Paper No. 11
Presentation Time: 11:45 AM
PHOTODEMETHYLATION OF METHYLMERCURY BY SUNLIGHT-GENERATED SINGLET OXYGEN
Monomethylmercury (MeHg) is a neurotoxin that poses significant risks to human health due to its persistence in aquatic ecosystems and bioaccumulation in food webs. Sunlight demethylation is an important component of the mercury cycle that maintains MeHg at low concentrations in natural waters. Rates of photodemethylation, however, can vary drastically between different bodies of waters for reasons that are largely unknown.
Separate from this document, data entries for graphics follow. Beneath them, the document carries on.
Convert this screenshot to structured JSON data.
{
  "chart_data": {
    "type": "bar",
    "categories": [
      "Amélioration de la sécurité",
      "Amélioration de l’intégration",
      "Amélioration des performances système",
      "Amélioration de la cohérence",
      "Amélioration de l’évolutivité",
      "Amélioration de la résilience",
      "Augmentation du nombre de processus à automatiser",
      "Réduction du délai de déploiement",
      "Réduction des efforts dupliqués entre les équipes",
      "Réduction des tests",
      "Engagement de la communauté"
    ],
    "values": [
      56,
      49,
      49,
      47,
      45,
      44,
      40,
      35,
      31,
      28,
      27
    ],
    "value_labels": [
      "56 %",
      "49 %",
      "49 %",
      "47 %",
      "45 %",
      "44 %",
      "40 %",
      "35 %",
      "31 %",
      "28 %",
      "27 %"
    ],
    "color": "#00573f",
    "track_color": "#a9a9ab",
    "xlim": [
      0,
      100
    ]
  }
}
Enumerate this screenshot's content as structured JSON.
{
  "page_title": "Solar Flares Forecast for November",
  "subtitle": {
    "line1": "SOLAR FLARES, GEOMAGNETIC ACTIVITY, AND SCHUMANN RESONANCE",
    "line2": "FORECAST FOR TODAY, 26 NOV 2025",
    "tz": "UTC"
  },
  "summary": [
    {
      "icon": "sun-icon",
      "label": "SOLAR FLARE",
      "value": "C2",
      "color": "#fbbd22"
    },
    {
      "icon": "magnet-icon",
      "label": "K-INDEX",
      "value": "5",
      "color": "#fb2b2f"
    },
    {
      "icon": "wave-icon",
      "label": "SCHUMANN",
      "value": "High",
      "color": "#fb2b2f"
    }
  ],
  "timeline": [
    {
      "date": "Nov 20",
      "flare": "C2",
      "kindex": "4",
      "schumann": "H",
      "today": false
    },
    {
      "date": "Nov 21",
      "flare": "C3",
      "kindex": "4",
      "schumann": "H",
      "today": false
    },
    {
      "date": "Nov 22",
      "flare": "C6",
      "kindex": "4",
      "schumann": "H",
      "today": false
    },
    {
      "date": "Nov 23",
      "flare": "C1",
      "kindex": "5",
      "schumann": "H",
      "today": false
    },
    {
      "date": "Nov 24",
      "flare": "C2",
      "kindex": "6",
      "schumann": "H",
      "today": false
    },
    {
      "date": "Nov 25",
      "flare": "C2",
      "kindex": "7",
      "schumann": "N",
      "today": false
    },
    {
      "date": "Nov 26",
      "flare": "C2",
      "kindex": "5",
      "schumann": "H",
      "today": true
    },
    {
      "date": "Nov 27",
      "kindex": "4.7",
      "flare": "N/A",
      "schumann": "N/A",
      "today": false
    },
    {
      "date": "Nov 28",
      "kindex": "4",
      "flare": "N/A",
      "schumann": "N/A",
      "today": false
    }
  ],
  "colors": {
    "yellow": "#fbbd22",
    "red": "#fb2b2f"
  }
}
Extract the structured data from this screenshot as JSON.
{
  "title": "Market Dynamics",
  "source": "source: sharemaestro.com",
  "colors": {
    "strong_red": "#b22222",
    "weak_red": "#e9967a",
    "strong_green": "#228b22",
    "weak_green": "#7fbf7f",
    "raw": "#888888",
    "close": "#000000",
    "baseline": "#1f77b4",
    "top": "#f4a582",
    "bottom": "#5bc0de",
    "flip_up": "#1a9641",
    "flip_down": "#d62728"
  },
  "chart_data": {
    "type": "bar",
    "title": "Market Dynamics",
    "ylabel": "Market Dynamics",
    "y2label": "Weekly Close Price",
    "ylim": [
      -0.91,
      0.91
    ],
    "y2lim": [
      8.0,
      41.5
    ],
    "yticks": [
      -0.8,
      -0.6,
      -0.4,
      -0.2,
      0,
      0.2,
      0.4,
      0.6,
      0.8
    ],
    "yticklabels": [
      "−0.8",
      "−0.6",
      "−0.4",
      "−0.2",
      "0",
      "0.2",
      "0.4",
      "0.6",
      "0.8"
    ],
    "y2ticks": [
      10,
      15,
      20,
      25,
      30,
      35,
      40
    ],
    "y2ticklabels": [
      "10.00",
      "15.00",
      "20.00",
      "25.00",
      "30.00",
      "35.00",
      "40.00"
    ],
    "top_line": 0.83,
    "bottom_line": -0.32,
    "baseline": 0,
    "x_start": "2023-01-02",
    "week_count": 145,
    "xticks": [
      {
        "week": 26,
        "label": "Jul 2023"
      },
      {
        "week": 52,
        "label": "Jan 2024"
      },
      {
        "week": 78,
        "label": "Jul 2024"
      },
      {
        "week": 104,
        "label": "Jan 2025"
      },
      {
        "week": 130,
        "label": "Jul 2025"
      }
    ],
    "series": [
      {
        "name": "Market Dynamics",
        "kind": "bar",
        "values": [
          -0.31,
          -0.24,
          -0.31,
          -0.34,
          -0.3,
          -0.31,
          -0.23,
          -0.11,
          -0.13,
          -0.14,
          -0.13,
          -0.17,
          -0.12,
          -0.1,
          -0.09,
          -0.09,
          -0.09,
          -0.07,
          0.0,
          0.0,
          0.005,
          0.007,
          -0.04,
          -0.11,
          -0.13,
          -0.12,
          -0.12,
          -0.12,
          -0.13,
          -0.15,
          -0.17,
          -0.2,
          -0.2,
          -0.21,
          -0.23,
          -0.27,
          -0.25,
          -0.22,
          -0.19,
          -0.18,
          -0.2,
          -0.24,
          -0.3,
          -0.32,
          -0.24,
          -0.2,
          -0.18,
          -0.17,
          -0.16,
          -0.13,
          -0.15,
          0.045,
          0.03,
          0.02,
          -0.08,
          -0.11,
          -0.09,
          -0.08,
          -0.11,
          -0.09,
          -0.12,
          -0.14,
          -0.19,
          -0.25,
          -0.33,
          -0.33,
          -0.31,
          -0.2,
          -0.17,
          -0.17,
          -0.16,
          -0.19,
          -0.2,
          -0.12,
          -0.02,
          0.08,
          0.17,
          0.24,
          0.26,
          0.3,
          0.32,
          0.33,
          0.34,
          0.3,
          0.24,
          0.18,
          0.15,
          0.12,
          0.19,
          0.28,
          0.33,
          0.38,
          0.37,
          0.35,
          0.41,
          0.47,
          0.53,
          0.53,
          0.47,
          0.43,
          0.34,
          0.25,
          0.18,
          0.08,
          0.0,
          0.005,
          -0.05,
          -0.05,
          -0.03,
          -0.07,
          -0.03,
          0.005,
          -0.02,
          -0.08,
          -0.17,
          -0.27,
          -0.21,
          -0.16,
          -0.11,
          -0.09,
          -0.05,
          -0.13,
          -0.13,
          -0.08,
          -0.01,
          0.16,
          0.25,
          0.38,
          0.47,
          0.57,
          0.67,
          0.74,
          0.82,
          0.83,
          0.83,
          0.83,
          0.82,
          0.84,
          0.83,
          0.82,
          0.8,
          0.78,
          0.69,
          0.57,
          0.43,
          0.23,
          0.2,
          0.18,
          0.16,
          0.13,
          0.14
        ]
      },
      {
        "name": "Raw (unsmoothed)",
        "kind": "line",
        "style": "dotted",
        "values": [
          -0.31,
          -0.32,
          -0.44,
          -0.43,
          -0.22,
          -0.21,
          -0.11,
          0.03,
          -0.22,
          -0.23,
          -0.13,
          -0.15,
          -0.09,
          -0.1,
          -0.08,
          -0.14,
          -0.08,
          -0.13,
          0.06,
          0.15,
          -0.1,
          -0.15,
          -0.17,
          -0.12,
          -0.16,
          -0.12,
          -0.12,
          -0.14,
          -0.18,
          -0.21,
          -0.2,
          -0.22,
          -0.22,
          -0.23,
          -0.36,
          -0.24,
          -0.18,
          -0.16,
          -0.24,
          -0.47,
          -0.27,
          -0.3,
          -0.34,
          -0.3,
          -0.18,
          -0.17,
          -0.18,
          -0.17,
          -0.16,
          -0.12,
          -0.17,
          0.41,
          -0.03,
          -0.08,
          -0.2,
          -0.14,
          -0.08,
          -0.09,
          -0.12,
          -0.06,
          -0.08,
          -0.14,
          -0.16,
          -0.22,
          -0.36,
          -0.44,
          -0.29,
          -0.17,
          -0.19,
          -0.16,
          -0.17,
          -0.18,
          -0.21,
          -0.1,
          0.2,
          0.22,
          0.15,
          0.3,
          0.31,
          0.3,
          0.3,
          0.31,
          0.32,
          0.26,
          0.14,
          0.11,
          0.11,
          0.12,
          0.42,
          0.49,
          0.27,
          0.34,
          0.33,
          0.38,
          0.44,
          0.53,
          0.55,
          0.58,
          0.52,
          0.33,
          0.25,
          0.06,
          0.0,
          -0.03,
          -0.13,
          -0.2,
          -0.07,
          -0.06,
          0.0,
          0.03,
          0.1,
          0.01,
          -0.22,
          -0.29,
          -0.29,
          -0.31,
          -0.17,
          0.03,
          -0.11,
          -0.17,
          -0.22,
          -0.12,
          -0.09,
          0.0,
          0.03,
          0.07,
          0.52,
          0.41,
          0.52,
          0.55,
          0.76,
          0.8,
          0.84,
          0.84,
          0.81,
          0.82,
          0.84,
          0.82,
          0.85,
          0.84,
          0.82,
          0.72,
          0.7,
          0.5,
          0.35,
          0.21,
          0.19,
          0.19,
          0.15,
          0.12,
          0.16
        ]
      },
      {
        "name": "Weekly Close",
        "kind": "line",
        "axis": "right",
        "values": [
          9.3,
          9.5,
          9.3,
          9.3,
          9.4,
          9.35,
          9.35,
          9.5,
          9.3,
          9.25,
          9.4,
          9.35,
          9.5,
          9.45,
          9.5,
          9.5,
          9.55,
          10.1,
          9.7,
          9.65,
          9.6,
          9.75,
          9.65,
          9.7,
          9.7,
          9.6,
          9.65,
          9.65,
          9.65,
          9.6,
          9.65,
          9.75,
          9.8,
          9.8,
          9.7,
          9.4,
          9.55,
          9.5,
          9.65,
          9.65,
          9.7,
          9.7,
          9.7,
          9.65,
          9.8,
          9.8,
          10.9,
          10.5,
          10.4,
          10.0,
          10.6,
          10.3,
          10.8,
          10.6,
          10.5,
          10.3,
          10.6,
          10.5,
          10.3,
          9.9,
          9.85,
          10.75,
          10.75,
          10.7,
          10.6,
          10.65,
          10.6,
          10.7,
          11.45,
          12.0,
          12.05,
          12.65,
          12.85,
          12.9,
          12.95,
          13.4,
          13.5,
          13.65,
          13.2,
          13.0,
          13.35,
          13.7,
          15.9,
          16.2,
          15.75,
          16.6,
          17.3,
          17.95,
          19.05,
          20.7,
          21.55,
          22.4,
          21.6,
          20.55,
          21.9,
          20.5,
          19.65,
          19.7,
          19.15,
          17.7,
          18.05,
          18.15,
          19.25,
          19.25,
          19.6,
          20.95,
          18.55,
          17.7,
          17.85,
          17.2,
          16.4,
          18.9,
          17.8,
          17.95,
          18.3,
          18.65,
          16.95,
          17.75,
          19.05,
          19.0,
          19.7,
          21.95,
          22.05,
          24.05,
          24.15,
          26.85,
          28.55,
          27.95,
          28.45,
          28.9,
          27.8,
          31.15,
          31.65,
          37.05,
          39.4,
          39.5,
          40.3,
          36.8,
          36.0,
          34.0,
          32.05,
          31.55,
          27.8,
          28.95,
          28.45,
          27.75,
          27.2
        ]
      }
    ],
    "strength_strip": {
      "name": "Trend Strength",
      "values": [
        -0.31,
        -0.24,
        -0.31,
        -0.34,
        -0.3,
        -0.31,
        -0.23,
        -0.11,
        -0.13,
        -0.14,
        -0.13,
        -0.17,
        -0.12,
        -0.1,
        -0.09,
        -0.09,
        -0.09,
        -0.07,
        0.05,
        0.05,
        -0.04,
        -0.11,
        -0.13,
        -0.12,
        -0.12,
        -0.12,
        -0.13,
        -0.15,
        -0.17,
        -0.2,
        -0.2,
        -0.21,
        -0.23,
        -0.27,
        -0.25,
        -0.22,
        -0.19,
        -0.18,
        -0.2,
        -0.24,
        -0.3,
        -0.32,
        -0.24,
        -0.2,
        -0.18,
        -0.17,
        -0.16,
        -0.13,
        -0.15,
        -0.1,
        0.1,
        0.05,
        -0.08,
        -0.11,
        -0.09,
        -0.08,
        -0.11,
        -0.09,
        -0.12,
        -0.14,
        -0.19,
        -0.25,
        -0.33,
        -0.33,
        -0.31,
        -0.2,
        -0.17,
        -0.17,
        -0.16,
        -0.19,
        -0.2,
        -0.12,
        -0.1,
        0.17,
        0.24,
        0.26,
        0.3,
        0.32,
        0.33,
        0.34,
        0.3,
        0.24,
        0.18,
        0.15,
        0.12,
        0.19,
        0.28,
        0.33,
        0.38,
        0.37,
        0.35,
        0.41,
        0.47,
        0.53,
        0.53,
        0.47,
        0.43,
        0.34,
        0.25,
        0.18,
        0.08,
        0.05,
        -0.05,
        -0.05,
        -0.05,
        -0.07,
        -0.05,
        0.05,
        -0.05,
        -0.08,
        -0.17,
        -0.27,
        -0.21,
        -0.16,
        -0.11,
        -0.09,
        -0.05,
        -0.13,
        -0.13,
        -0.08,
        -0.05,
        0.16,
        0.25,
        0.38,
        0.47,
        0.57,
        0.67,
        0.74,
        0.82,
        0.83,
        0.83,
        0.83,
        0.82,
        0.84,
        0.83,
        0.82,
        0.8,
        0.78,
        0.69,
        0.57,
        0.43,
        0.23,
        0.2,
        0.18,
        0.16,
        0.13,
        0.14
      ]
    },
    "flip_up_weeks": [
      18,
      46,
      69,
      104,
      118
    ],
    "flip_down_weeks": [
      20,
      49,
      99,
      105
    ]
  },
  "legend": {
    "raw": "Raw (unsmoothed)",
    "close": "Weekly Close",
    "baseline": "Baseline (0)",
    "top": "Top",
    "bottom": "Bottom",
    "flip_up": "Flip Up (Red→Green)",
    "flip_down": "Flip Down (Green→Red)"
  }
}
Here, we show that photodemethylation occurs through sunlight sensitization of dissolved natural organic matter (NOM) and that the rate of demethylation depends on water composition and constituents that bind CH3Hg+ ions. We demonstrate that singlet state oxygen (1O2), which is generated by sunlight sensitization of chromophoric NOM, is capable of demethylating MeHg at rates similar to field observations. However, these rates apply only to MeHg species bound to thiol-containing organic ligands such as glutathione, mercaptoacetate, and humic substances. In contrast, CH3HgCl complexes are unreactive towards 1O2. Photochemical experiments indicate that binding of CH3Hg+ to electron-dense thiolates lowers the excitation energy of the C-Hg bond, making the bond susceptible to attack by electrophiles such as 1O2. Our results provide an explanation to why photodemethylation is rapid in NOM-rich freshwater lakes, and relatively slow in coastal marine waters where CH3HgCl complexes dominate methylmercury speciation.